Ein solches Vorgehen erkannte das Gericht für rechtswidrig. Es werde damit keine einzelfallbezogene Lösung vorgenommen, sondern ein genereller Grundsatz angewandt werde, wonach die gehäufte Verordnung von nicht fachgruppenfremden Präparaten immer nur zur Hälfte als Praxisbesonderheit anerkannt werden könne.

Um die Quantität der Praxisbesonderheit zu ermitteln, sei zwischen der Höhe des Anteils an Sportverletzungen an den von der Vergleichsgruppe der Chirurgen behandelten Indikationen mit dem im Einzelfall geltend gemachten Anteil zu vergleichen, so das Gericht.

Der Beschwerdeausschuss hatte letztlich eine nachvollziehbare einzelfallbezogene Quantifizierung der von ihm anerkannten Praxisbesonderheit nachzuholen.

Praxistipp:

Für die Geltendmachung von Praxisbesonderheiten obliegt zunächst dem Arzt die Darlegungslast, d.h. er muss dem zuständigen Ausschuss spezielle Strukturen seiner Praxis aufzeigen, die eine Praxisbesonderheit rechtfertigen. Dieser Darlegungslast kann er genügen indem er etwa die bei ihm schwerpunktmäßig behandelten Erkrankungen aufzählt und mitteilt, welcher Prozentsatz seiner Patienten jeweils zuzuordnen ist. Zudem sollte er den Aufwand an erforderlichen Arzneimitteln aufführen.

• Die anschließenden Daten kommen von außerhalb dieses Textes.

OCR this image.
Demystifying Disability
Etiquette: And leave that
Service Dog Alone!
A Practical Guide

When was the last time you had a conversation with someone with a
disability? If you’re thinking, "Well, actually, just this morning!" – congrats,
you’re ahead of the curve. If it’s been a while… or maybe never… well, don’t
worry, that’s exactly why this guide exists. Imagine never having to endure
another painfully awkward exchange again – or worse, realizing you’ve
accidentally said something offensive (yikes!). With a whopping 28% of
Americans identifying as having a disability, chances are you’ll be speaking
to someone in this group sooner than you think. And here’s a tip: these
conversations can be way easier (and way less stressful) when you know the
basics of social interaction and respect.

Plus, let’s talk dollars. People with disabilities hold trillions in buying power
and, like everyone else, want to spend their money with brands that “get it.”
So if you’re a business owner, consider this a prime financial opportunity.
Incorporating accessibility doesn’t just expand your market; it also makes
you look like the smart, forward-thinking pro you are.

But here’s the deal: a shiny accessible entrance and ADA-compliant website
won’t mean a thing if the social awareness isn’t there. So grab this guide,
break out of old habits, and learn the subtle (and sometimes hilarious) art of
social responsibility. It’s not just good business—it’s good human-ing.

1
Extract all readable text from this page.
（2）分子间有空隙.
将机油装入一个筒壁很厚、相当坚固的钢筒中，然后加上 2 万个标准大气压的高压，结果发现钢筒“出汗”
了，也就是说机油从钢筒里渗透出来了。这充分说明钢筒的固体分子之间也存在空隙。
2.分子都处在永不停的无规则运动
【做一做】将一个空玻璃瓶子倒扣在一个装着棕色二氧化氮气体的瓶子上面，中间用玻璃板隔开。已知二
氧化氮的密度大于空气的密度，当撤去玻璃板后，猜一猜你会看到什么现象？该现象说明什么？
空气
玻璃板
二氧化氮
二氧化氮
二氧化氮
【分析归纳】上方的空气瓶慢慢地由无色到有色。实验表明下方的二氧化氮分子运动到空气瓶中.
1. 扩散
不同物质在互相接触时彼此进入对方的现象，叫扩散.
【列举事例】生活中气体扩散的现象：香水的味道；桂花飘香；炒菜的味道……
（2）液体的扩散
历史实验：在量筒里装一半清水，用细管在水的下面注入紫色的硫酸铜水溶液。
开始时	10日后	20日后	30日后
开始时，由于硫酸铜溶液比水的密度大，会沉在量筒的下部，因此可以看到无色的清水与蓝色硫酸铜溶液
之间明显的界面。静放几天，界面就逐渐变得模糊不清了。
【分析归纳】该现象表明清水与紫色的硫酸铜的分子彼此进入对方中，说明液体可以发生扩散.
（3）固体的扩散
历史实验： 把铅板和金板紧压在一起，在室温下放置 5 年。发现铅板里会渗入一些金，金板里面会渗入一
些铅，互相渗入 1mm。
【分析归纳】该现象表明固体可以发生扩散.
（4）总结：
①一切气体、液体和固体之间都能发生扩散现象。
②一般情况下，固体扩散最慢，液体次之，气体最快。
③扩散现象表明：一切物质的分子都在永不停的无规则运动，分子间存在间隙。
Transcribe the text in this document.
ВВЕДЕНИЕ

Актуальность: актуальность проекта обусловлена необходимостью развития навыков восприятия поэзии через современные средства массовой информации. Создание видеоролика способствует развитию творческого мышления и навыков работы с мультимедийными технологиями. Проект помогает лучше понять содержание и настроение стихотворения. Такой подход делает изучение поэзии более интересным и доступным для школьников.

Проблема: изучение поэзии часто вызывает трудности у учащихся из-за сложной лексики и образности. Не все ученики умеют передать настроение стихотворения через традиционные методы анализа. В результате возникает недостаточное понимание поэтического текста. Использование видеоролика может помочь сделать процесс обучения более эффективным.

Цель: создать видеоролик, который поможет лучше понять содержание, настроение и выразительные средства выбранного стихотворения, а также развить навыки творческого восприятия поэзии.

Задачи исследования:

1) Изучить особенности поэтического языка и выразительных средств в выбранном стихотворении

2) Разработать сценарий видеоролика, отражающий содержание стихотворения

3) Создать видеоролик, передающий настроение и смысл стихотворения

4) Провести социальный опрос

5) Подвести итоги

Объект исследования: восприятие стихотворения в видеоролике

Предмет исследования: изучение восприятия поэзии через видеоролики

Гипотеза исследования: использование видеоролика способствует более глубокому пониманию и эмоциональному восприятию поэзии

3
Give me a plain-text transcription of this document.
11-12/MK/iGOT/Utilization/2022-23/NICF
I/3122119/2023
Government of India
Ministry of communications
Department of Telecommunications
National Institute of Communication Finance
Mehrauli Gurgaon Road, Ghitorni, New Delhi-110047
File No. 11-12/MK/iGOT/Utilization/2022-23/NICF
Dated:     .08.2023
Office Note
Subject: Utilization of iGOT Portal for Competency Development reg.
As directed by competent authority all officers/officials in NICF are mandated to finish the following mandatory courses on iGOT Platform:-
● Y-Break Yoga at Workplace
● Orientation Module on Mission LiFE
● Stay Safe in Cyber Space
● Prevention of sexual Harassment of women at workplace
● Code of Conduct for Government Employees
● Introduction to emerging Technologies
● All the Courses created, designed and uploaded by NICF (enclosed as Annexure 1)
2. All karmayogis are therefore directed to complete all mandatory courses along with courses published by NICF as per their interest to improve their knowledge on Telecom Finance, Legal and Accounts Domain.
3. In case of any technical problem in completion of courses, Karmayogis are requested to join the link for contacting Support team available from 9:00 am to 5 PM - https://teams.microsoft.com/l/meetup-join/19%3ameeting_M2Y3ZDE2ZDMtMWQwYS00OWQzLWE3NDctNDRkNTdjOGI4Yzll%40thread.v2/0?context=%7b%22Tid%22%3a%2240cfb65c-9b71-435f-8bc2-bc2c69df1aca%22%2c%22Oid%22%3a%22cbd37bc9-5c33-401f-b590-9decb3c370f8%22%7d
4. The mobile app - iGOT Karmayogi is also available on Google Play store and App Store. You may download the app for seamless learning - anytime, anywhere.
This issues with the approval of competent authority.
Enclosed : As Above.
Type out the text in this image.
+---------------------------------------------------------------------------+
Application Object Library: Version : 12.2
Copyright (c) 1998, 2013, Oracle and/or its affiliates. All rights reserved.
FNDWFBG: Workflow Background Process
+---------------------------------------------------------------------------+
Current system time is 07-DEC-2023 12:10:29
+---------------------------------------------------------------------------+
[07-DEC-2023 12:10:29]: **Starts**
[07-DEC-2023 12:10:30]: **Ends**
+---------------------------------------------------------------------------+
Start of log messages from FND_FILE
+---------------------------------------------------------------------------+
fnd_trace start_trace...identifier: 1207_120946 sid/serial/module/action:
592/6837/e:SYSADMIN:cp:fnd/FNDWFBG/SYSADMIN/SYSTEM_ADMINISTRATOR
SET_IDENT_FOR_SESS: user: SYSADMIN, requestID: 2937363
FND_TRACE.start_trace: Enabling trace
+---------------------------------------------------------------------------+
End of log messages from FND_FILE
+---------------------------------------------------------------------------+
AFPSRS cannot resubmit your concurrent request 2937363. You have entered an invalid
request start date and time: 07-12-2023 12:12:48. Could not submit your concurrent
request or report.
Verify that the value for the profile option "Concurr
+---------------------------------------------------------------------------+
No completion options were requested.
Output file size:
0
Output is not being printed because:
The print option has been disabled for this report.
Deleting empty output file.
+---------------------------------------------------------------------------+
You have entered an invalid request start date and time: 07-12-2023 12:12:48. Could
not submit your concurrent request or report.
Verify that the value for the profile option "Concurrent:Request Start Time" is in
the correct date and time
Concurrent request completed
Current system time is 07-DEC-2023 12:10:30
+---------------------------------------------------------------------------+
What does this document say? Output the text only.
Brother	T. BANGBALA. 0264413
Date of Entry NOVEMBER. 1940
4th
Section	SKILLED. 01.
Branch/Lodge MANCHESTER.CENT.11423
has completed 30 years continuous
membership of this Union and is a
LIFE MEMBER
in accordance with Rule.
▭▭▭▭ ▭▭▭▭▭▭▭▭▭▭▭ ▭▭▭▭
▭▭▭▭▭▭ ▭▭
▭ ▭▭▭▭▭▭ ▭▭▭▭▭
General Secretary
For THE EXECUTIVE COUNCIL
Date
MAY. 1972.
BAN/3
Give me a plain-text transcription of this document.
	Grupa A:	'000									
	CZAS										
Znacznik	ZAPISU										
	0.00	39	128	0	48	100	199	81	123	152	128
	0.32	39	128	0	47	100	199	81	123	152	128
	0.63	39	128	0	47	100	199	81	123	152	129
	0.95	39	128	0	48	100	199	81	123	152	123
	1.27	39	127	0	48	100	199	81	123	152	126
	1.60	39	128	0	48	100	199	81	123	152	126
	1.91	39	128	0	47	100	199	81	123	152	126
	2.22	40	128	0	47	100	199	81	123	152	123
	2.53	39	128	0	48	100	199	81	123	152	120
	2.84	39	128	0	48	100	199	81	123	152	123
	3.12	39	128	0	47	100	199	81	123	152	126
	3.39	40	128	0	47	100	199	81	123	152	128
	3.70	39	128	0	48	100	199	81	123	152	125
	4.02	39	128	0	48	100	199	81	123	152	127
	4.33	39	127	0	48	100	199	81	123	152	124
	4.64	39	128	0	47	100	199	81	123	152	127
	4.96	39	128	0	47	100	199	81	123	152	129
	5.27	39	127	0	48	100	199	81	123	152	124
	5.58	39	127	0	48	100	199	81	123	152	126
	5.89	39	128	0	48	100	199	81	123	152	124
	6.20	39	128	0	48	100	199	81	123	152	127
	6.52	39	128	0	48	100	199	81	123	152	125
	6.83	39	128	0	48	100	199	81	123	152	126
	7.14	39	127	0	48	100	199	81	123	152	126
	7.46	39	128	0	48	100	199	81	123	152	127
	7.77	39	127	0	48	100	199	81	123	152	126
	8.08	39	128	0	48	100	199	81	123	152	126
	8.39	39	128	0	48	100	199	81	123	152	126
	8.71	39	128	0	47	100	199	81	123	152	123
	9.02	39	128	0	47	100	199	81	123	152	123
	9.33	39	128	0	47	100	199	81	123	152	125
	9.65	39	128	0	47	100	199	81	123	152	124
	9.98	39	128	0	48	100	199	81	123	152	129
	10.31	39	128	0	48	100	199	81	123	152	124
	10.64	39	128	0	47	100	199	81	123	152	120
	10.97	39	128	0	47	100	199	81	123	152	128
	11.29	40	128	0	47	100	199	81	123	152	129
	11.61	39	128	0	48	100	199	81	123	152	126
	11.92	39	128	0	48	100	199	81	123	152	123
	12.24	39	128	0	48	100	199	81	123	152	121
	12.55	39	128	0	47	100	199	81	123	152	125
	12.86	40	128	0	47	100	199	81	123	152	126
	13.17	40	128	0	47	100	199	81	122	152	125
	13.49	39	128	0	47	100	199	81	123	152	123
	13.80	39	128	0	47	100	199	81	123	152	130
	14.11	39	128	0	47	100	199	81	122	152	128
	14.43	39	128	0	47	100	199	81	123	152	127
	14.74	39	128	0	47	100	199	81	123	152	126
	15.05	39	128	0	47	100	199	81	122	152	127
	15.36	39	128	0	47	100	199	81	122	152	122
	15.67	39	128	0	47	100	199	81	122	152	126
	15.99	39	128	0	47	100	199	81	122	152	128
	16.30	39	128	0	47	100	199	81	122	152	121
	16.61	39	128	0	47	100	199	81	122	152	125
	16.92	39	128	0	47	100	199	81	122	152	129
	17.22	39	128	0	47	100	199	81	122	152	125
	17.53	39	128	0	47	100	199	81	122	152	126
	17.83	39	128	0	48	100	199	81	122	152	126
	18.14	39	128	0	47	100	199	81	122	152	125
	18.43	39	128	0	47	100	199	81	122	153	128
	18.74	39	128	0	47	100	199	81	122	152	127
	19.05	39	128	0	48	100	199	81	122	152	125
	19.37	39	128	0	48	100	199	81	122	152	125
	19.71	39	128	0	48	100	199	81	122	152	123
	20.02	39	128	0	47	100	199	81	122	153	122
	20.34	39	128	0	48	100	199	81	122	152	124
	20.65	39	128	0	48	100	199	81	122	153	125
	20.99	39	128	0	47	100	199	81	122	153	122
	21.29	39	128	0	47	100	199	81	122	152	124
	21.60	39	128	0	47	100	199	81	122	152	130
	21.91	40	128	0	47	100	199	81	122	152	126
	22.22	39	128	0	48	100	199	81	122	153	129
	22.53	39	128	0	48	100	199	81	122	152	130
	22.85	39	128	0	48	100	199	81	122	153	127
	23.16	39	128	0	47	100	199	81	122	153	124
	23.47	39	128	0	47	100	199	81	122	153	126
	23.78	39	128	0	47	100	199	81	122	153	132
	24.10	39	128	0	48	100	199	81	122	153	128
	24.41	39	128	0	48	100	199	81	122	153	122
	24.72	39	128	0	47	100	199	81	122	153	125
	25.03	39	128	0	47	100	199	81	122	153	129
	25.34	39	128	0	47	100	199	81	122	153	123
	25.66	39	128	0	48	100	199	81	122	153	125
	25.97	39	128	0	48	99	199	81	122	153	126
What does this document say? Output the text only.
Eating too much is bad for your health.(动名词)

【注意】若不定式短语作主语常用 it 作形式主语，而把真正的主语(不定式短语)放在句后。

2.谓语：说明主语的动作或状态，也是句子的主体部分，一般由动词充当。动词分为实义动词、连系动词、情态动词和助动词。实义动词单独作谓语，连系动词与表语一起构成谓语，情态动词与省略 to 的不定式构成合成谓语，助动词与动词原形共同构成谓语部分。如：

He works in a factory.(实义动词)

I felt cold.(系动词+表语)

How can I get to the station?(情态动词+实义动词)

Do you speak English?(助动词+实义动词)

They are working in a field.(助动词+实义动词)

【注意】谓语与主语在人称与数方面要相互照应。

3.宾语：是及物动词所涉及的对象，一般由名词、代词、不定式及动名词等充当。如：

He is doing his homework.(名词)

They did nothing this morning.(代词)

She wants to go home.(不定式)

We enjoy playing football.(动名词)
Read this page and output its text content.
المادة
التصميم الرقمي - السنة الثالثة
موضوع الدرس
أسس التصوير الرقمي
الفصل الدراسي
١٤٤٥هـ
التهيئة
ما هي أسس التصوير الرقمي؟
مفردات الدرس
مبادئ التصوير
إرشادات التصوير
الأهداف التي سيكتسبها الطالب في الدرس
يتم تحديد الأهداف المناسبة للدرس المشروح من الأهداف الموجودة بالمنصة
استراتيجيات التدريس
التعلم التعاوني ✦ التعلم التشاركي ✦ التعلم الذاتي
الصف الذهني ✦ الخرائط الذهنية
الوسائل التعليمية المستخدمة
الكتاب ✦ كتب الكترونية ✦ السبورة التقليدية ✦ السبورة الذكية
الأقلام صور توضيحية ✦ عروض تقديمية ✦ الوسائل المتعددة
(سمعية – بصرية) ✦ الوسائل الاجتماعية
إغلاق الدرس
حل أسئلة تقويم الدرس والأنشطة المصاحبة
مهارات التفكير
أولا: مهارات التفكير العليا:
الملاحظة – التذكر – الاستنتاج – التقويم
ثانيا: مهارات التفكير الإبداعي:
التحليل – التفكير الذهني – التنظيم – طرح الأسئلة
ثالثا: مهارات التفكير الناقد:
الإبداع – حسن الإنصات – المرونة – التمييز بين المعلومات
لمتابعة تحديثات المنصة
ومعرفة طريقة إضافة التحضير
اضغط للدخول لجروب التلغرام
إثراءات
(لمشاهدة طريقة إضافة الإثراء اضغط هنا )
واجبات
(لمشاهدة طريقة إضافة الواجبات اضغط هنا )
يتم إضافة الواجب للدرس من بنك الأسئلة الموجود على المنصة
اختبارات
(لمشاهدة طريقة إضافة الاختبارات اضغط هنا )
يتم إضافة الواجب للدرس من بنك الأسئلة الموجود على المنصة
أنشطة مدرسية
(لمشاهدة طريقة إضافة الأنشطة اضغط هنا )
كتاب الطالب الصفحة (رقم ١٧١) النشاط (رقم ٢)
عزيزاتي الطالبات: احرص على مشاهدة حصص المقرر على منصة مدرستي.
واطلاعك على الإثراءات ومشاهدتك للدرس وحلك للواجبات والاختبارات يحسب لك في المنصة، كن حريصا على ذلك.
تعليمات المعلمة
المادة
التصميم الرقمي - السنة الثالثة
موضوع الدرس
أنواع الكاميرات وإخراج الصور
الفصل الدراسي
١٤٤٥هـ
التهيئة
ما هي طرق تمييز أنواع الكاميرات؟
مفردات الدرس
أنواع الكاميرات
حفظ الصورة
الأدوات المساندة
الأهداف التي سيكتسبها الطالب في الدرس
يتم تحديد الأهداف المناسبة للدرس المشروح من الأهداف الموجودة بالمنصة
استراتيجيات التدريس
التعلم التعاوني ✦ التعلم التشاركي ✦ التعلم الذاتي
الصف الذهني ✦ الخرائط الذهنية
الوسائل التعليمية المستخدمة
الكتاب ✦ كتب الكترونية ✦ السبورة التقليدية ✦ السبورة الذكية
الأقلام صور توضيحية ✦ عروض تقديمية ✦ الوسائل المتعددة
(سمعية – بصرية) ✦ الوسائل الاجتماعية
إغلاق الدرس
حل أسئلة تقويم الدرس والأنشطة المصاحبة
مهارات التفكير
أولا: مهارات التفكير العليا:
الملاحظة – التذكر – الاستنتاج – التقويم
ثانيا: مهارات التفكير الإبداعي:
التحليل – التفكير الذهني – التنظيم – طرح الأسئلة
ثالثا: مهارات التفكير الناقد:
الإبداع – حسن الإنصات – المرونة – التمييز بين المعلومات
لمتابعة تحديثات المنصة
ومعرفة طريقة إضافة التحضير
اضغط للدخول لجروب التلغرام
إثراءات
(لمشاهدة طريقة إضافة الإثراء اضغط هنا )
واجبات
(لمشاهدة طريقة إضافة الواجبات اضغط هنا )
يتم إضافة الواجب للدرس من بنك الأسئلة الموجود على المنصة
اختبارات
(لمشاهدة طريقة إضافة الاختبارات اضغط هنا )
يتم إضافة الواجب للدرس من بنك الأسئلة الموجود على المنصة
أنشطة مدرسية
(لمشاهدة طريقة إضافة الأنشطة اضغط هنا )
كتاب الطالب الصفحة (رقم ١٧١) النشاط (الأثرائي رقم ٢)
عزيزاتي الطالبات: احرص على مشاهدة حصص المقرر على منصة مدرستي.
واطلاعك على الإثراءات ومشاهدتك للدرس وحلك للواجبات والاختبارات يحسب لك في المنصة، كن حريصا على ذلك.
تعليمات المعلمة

Wollen Sie Praxisbesonderheiten geltend machen, ist eine genaue Prüfung Ihrer Verordnungsdaten-ggfs. mit fachkundiger Unterstützung im Medizinrecht- unerlässlich. Trotz des hohen zeitlichen (und nervlichen) Aufwandes sollten Sie diese Arbeit nicht scheuen. Ist eine Praxisbesonderheit einmal anerkannt worden, gilt sie auch für die folgenden Jahre fort.